Their main focus would be on six districts in which Gulu, Obongi, Kampala, Wakiso, Busia and Bugiri includes. The campaign will collaborate with non-violent parenting advocates in the community.

The champions will work with their communities to end physical violence, identify children at risk of physical violence, and ensure that these children have access to the services they require.

The campaign will also raise awareness of parenting without violence methods, which will help parents and guardians acquire a better understanding of child development and how to use positive discipline with their children.

As a result of this campaign, children will be able to succeed in safe and loving environments.
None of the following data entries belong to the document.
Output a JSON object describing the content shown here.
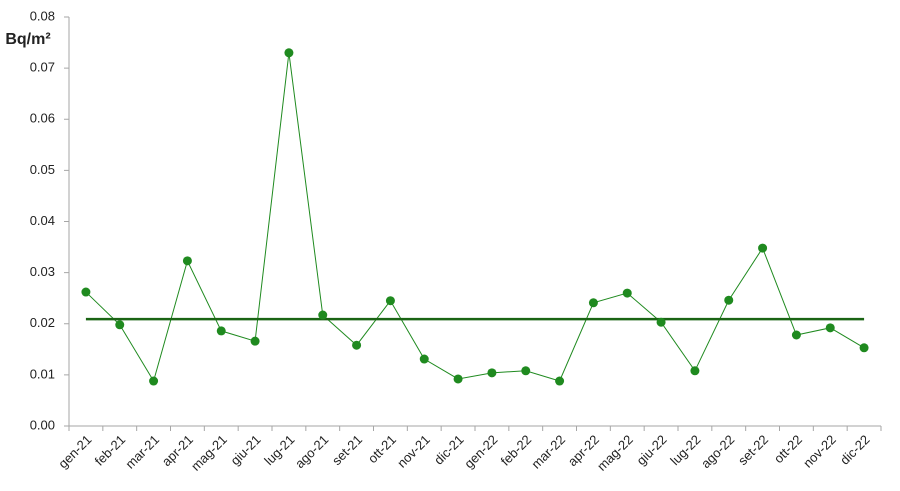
{
  "chart_data": {
    "type": "line",
    "y_label": "Bq/m²",
    "categories": [
      "gen-21",
      "feb-21",
      "mar-21",
      "apr-21",
      "mag-21",
      "giu-21",
      "lug-21",
      "ago-21",
      "set-21",
      "ott-21",
      "nov-21",
      "dic-21",
      "gen-22",
      "feb-22",
      "mar-22",
      "apr-22",
      "mag-22",
      "giu-22",
      "lug-22",
      "ago-22",
      "set-22",
      "ott-22",
      "nov-22",
      "dic-22"
    ],
    "values": [
      0.0262,
      0.0198,
      0.0088,
      0.0323,
      0.0186,
      0.0166,
      0.073,
      0.0217,
      0.0158,
      0.0245,
      0.0131,
      0.0092,
      0.0104,
      0.0108,
      0.0088,
      0.0241,
      0.026,
      0.0203,
      0.0108,
      0.0246,
      0.0348,
      0.0178,
      0.0192,
      0.0153
    ],
    "color": "#1f8a1f",
    "hline": {
      "value": 0.0209,
      "color": "#1a6414"
    },
    "ylim": [
      0,
      0.08
    ],
    "yticks": [
      {
        "value": 0,
        "label": "0.00"
      },
      {
        "value": 0.01,
        "label": "0.01"
      },
      {
        "value": 0.02,
        "label": "0.02"
      },
      {
        "value": 0.03,
        "label": "0.03"
      },
      {
        "value": 0.04,
        "label": "0.04"
      },
      {
        "value": 0.05,
        "label": "0.05"
      },
      {
        "value": 0.06,
        "label": "0.06"
      },
      {
        "value": 0.07,
        "label": "0.07"
      },
      {
        "value": 0.08,
        "label": "0.08"
      }
    ],
    "grid": false
  }
}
According to Strinic, if you went randomly and asked any adult of Uganda, almost all of them will surely say that they have faced one or more forms of physical violence in their childhood, and the sad reality is because parents think that this is the only way to teach discipline to their children. We want to say that there is no explanation for violence against children. We can discipline our children without giving them pain. There are other various methods to teach discipline, and the other methods are non-violent, and it will also boost trust and a good relationship between parent and a child, instead of causing harm to them and to their self-confidence.

According to Strinic, the COVID-19 pandemic emphasised the need to support parents and guardians on positive parenting methods.

Strinic concluded, “I would like each of us to recognise that physical violence begins with us, with our hands.” The same hand that we use to hug, bless people, and build society should not be the same hand that causes pain, hurt, and harm to anyone, particularly children. I implore you to put your hands to good use.”